Assuming the camera is okay, I would try another set of rechargeable batteries, preferably made by a major manufacturer. With AA batteries there are just too many generics out there that don't perform as well. Just because a battery is rated at 2100 mAh doesn't mean it is performing at 2100 mAh! And even the best rechargeable batteries have a limited life cycle and will eventually need to be replaced. Be sure to follow recommended practice and charge a new set the first time for at least 6-8 hours, even if the light on the charger indicates it is fully charged after a couple of hours. It takes several charge/discharge cycles for most types of rechargeable batteries to reach full capacity.


I'm resurrecting this topic because I recently got one of these cameras from someone. I had the same problem.

The long story:

As I figured out, the problem is not the actual batteries.

I tried NiMHs fully charged and got the low battery error.

I tried new AA Alkalines and they only worked for a few pics.

Things to note (possibilities of problems):

  • there may be an imperfect contact
  • there may be something wrong in the settings (unlikely though)
  • there may be a problem with the clock battery (internal)

So I took things step by step.

  • I checked the contacts and there were in very good shape, powerful pressing on batteries so arcs or insufficient current was excluded.

  • I checked the internal settings and made sure that the setting is for Alkalines when I used Alkalines.

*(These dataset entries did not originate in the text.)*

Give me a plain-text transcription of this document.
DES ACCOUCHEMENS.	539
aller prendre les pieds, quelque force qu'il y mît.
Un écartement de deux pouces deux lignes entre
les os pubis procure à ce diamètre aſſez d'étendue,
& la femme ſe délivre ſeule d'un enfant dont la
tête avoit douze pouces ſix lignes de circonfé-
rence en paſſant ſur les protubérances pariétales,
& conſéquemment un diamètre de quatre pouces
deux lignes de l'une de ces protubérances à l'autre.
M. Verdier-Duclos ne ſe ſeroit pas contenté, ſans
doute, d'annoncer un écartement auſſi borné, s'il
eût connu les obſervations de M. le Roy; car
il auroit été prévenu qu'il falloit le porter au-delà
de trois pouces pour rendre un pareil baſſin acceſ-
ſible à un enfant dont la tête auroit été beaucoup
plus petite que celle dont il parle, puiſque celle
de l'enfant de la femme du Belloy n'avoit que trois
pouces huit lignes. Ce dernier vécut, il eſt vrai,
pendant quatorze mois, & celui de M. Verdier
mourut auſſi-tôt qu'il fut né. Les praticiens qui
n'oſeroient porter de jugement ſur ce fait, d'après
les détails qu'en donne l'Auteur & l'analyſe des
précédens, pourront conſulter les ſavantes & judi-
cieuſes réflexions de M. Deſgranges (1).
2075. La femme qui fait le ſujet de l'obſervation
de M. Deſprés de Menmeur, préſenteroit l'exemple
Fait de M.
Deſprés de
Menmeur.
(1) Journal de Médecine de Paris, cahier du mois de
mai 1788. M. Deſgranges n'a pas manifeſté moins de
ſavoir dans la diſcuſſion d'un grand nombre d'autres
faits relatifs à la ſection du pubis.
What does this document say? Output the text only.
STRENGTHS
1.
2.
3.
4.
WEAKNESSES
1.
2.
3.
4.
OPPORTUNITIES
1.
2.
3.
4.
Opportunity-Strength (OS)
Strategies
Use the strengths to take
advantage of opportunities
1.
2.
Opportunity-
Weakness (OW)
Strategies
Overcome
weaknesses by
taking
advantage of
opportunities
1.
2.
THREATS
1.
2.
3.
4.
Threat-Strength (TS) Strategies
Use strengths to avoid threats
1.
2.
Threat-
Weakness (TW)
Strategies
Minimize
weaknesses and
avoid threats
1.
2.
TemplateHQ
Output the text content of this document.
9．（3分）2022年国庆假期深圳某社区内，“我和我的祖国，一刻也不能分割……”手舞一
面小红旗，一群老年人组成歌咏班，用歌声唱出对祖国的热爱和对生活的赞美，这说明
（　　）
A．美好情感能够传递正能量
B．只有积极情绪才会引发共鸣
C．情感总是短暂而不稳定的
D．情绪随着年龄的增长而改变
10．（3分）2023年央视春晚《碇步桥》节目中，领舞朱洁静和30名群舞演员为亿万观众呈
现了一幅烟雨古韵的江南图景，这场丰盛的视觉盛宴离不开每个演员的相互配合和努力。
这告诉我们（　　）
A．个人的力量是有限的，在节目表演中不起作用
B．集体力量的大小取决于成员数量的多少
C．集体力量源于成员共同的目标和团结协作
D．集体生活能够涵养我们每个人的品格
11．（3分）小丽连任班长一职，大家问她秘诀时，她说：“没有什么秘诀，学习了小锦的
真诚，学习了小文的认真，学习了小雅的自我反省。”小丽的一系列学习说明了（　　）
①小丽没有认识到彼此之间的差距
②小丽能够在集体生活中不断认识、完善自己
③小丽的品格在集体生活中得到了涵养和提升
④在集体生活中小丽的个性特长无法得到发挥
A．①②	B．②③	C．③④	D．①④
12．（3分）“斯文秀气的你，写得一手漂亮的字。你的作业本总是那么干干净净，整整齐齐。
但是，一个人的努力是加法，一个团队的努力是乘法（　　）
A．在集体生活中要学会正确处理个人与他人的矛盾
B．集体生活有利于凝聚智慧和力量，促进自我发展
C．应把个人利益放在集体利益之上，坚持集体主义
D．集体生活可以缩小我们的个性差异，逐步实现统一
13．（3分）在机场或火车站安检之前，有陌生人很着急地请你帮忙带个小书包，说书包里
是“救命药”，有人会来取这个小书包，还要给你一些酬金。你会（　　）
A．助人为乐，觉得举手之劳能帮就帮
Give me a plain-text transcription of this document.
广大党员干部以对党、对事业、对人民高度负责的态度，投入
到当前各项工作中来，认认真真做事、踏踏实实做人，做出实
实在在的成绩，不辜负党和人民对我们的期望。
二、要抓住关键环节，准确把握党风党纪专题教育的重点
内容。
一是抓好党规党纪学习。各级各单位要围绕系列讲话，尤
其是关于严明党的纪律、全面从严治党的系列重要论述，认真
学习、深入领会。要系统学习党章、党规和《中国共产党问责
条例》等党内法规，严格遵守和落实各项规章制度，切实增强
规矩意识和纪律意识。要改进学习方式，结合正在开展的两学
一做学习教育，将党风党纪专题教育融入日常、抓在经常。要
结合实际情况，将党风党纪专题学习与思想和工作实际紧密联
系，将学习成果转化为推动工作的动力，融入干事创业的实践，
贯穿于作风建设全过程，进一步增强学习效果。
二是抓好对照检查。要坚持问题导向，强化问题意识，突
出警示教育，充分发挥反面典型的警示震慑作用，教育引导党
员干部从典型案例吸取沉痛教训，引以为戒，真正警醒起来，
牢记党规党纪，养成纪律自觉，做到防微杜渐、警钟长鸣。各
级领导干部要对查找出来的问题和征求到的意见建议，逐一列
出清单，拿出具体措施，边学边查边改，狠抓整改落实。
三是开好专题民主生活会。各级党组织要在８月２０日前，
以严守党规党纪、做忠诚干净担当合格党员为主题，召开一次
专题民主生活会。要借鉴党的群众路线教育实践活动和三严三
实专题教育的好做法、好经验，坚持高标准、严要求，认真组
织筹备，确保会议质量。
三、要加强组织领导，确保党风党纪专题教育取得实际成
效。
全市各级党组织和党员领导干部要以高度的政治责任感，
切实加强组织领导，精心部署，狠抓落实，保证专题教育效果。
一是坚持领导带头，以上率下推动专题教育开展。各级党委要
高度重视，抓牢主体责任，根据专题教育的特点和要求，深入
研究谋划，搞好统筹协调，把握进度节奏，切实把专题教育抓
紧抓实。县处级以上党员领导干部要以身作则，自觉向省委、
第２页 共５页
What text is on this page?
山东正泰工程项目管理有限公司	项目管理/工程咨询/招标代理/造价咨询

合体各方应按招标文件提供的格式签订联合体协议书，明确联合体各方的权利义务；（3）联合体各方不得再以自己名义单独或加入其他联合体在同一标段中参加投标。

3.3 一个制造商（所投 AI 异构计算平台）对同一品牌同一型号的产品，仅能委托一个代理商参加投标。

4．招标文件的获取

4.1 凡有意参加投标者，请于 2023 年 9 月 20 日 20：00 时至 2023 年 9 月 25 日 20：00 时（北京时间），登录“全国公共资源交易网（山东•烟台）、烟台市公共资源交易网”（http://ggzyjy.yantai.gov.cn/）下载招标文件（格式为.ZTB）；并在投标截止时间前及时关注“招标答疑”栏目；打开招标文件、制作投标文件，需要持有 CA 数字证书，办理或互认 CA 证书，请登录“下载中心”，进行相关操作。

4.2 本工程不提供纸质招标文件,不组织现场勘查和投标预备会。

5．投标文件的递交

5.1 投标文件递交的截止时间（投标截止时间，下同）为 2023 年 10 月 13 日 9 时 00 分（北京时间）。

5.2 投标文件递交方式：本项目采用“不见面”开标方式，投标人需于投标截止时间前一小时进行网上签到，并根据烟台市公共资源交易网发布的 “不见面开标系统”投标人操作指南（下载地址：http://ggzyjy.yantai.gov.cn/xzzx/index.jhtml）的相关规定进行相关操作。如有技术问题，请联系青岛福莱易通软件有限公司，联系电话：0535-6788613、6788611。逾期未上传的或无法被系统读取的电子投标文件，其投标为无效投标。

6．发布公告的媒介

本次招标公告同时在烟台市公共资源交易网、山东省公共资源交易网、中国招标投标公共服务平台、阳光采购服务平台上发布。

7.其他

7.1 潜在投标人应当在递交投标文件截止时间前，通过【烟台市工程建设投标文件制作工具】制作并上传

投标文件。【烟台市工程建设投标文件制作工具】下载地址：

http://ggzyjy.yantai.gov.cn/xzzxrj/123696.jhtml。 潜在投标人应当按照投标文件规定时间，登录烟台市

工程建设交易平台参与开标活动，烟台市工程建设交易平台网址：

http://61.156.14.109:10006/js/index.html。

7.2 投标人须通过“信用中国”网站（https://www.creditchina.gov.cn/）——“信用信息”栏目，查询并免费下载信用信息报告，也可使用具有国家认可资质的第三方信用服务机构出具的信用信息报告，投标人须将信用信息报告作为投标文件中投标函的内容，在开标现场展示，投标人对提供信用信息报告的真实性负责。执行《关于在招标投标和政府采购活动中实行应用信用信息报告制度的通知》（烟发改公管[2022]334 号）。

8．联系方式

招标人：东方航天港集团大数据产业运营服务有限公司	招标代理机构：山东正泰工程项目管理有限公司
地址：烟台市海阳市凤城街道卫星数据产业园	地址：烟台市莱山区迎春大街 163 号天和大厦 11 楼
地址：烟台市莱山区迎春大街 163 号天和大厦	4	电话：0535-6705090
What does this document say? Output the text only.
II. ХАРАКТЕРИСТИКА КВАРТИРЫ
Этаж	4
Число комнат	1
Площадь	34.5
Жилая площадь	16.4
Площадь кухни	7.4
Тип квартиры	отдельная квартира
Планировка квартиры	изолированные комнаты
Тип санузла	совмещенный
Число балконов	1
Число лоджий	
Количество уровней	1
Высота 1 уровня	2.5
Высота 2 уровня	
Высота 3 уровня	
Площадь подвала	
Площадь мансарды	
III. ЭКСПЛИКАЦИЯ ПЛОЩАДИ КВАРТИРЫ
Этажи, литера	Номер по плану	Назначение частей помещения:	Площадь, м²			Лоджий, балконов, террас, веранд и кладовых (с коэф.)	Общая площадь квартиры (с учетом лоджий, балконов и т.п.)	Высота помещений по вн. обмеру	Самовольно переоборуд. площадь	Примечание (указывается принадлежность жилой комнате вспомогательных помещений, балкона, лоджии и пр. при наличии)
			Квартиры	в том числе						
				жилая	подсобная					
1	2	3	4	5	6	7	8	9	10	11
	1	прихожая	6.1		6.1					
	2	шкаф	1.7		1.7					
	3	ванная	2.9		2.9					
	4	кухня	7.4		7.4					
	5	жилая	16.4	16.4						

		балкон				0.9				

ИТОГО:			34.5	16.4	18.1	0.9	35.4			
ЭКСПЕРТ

  • Since the above did not solve it, only one thing remained: the internal battery. The clock reset upon changing batteries was an indicator of this. The original owner confirmed that he did not use the camera for a long time, so that confirmed my hypothesis. Then the problem was that the internal battery is relatively hard to reach and an inexperienced person with precision disassembly may break things. So I decided not to open it. I took the best Alkalines I had fully charged brand new at 1.6V and let them in the camera for a few days. After a few days, I was able to take over 100 pics without any error. Then, the error came back. The Alkalines were still at around 90% indicator. After a few more days of doing nothing, it started to work again and I was able to make more pictures with no error.

Conclusion: the internal battery re-charged slowly from the normal Alkalines until it reached a sufficient level to cause no more errors.

So the fix, if contacts and settings are both fine, is to let new Alkalines in there for a while (a few days) for the internal battery to recharge or, in the case or rechargeable batteries, let them connected to charger while inside about 3h more than the duration of a normal charge.